Когда Тастэ ушел, Теодор Гонэ с облегчением вздохнул и опустился на колени. Как все слишком большие, слишком сильные, слишком стремительные и многословные люди Тастэ внушал ему трепет, и уже одно его присутствие в церкви до такой степени отвлекало Гонэ, что он не мог толком молиться.
Закрыв лицо руками, он пытался собраться с мыслями и направить их к огромному черному Христу, который раньше возвышался на хорах, а теперь, после недавно проведенных работ, был изгнан наверх, под самый купол, где и находился сейчас на тимпане средней арки. С самого нежного возраста именно к нему были обращены все пылкие мольбы Гонэ — к этим тощим рукам и ногам, к этой узкой груди, к этим иссохшим бокам, ко всему этому жалкому телу, которое было так похоже на его собственное, но искупило свое уродство, обратило во славу себе свою немощь… И с уст Теодора сама собой слетела молитва.
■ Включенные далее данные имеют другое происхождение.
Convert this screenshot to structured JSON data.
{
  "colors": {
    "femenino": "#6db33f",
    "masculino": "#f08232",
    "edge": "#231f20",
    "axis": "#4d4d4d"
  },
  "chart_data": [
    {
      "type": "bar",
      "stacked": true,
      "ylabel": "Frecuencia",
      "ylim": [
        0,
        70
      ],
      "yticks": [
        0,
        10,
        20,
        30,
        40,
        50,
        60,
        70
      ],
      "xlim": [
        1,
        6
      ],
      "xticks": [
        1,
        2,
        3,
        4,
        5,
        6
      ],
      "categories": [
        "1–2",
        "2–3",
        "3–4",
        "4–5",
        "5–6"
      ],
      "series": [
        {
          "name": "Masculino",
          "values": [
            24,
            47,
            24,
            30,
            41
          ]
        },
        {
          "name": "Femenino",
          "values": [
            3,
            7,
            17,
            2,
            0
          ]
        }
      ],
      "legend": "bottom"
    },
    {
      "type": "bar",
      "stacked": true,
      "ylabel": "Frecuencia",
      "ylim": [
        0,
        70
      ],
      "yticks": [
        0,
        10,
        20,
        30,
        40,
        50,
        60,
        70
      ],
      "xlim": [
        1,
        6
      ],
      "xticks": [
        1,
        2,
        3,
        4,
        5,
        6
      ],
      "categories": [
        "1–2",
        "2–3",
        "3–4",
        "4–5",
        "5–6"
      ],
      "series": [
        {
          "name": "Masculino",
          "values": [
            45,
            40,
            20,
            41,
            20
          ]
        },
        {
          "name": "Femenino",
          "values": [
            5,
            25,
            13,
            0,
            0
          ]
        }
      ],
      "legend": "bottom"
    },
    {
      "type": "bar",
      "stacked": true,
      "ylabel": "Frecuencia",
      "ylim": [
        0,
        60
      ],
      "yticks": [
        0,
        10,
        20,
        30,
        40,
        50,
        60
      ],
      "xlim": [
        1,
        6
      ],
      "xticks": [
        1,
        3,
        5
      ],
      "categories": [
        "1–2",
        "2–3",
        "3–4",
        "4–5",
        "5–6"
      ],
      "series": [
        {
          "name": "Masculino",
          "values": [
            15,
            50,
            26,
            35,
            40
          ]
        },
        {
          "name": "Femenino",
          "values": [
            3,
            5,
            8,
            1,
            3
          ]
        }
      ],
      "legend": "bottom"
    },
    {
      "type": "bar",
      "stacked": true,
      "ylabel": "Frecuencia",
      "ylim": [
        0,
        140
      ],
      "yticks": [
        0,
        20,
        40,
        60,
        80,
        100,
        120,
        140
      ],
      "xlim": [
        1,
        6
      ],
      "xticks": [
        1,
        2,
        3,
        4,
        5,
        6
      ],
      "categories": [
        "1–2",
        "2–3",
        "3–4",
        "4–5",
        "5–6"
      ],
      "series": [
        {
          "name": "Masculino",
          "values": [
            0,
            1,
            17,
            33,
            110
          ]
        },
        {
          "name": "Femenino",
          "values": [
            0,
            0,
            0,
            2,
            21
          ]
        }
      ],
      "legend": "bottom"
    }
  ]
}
Сильные люди — хозяева в этом мире, жестокие хозяева. Но надо им прощать, ибо они во веки веков будут нести груз своего призрачного богатства, которое и позволяет им быть властелинами на земле. Недаром и у них тот же бог — самый исстрадавшийся, самый жалкий из слабых. Понимают ли они, какое в этом таится обещание и какая угроза?
Надо молиться за них, молиться, чтобы господь раскрыл им глаза на эту их мнимую свободу… а пока надо любить свою ношу и постараться обратить уродство в красоту, жестокость — в нежность, горечь — в сладость… хранить это в себе, как цветок души, хрупкий, белоснежный, гармоничный… «Habros — прелестный, изящный, нежный», — звучали в его ушах слова из «Сада греческих корней» Ланселота.
Он стал молиться за свою мать. Ему было шесть лет, когда ее не стало. И он уже не помнил ее. Задолго до смерти она лишилась рассудка. Добрые монашки взялись растить его… кормили молочной кашей, которую он съедал, сидя за голым столом в монастырской трапезной, заставляли замаливать грехи на коленях перед алтарем божьей матери… Воспоминания Гонэ, собственно, начинались с той поры, когда дядя-священник взял его к себе в дом. Несколько лет он посещал пансионат святого Иосифа… Эсквайр, Креветка — так его прозвали за скрытность. Словом, из попытки учиться, как все, ничего не получилось. Все его били — особенно аббат Ведрин, который (как он впоследствии понял) питал давнюю ненависть к его дяде. А вечером, когда мальчик возвращался из пансионата, ученики светской школы швыряли в него камнями, кричали вслед: «Эй, ты, поповский выродок!»
Кончилось дело тем, что дядюшка решил взять его домой. Он был по-своему добр, и Теодор любил его. В доме священника жизнь текла спокойно, без особых радостей, но и без неприятностей: он слушал мессы, глотал пыльные фолианты в библиотеке, корпел над бесконечными сочинениями, которые задавал ему дядя, за каждую ошибку получал удар линейкой по пальцам, за каждый хорошо написанный кусок — лакричное печенье. Словом, между десятью и семнадцатью годами Теодор едва ли двадцать раз выходил в город.
Редкие посетители — священники или миряне, заглядывавшие к дяде, — считали само собой разумеющимся, что Теодор со временем наденет сутану. Сам он, насколько он вообще способен был иметь собственное мнение, без неудовольствия воспринял бы такое решение своей судьбы. Но дядюшка Гонэ думал иначе. «Тебе недостает твердости, чтобы стать священником, — говорил он, — если, конечно, ты не хочешь всю жизнь быть на побегушках у других. К тому же церкви нужны борцы. А ты для этого не годишься».